The mechanism depends on the attention mode:

  • Paged attention: sequences sharing a token prefix reuse the same reference-counted cache blocks; matching blocks of a new request are not recomputed.
  • Non-paged: completed sequences’ caches are kept whole; a new request whose tokens extend a cached sequence resumes from it. Beyond --prefix-cache-n device entries, the oldest caches are evicted (dropped, not offloaded); a later matching request re-prefills.

Memory planning for automatic device mapping

Section titled “Memory planning for automatic device mapping”

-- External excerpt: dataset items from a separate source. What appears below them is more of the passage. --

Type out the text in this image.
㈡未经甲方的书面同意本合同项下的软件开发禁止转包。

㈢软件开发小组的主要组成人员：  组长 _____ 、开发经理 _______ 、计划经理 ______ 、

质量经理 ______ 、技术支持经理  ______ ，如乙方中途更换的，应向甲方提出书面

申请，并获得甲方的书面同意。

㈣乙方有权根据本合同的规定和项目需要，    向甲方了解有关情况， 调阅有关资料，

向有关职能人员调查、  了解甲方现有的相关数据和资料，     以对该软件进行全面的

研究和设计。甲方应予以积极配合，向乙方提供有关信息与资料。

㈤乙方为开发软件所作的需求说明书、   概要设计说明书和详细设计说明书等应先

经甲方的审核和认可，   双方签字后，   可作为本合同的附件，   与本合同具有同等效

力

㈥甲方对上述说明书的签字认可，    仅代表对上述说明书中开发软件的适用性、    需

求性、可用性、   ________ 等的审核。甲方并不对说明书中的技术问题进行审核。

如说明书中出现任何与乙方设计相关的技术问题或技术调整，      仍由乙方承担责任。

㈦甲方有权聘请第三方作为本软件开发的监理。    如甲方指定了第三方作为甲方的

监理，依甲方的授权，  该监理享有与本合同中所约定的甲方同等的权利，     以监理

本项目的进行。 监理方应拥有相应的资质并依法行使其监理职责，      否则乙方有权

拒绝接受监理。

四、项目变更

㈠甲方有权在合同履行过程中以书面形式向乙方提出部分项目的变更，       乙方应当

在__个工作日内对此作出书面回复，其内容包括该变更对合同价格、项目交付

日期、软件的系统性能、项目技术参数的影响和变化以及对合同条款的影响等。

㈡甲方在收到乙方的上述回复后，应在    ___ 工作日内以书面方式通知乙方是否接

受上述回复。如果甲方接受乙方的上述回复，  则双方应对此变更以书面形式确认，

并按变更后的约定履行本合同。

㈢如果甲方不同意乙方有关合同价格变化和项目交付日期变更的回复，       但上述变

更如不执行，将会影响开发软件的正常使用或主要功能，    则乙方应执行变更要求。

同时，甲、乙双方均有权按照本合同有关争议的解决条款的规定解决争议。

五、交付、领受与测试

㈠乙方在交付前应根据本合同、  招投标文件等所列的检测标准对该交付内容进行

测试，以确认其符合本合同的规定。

Automatic device mapping reserves activation and KV memory for a worst case you declare: --max-seq-len (default 4096) and --max-batch-size (default 1). If you expect long prompts or large batches, raise these so layers are not placed too greedily; if memory is tight, the defaults already keep reservations small. See distributed inference for manual placement.

On CUDA, two decode fast paths are on by default and need no tuning: FlashInfer paged kernels and CUDA decode graphs. They exist as env-var switches (MISTRALRS_FLASHINFER_DECODE, MISTRALRS_CUDA_GRAPHS) only for debugging and benchmarking comparisons; details on the paged attention page.

Quantization is the other big throughput lever, traded against quality: see quantize a model.